Rüstungsbranche sammelt ehemalige Autoindustrie-Mitarbeiter ein
Die aktuelle Veränderung der Weltlage führt zu vielen Unsicherheiten. Autobauer leiden unter wirtschaftlichen Problemen. Davon kann die Rüstungsindustrie profitieren. Wegen der steigenden Nachfrage werden Mitarbeiter aus Flautebranchen übernommen.
Während die Automobilindustrie in Deutschland wegen der schwachen Nachfrage Sparprogramme auflegt und Arbeitsplätze abbaut, erlebt die Rüstungsindustrie einen ausgewachsenen Boom.

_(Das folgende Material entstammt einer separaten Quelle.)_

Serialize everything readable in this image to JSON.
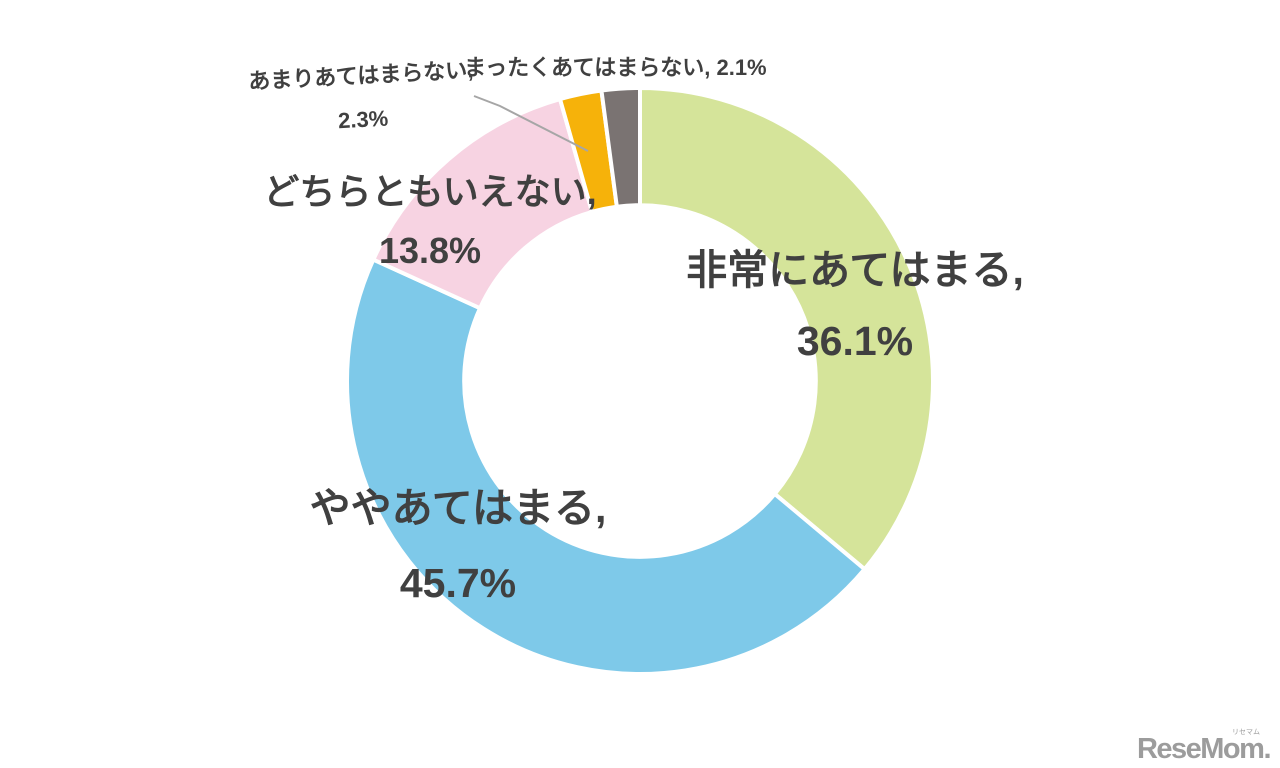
{
  "page": {
    "background": "#ffffff"
  },
  "chart_data": {
    "type": "pie",
    "subtype": "donut",
    "title": "",
    "start_angle_deg": 0,
    "direction": "clockwise",
    "hole_radius_ratio": 0.6,
    "total": 100,
    "categories": [
      "非常にあてはまる",
      "ややあてはまる",
      "どちらともいえない",
      "あまりあてはまらない",
      "まったくあてはまらない"
    ],
    "values": [
      36.1,
      45.7,
      13.8,
      2.3,
      2.1
    ],
    "slices": [
      {
        "category": "非常にあてはまる",
        "value": 36.1,
        "color": "#d5e49a",
        "label_line1": "非常にあてはまる,",
        "label_line2": "36.1%"
      },
      {
        "category": "ややあてはまる",
        "value": 45.7,
        "color": "#7ec9e9",
        "label_line1": "ややあてはまる,",
        "label_line2": "45.7%"
      },
      {
        "category": "どちらともいえない",
        "value": 13.8,
        "color": "#f7d3e2",
        "label_line1": "どちらともいえない,",
        "label_line2": "13.8%"
      },
      {
        "category": "あまりあてはまらない",
        "value": 2.3,
        "color": "#f6b20a",
        "label_line1": "あまりあてはまらない,",
        "label_line2": "2.3%"
      },
      {
        "category": "まったくあてはまらない",
        "value": 2.1,
        "color": "#7a7372",
        "label_line1": "まったくあてはまらない, 2.1%"
      }
    ],
    "label_color": "#404040",
    "leader_line_color": "#a6a6a6",
    "legend": "none",
    "slice_border_color": "#ffffff"
  },
  "logo": {
    "text": "ReseMom",
    "dot": ".",
    "ruby": "リセマム",
    "color": "#9c9c9c"
  }
}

Die Abkehr der USA von den liberalen Demokratien Europas könnte die Auftragsbücher weiter füllen – und der angeschlagenen deutschen Wirtschaft nach zwei Jahren Rezession Auftrieb geben. Die Hersteller von Panzern, Munition und Militärfahrzeugen suchen händeringend nach Kapazitäten, Fachkräften und Fabriken, um den immer dringlicher werdenden Anfragen nachzukommen und ihre Produktion zügig hochzufahren. Dabei greifen sie auch bei der einstigen Vorzeigebranche zu und stellen von Autofirmen abgebautes Personal ein oder widmen ganze Fabriken um.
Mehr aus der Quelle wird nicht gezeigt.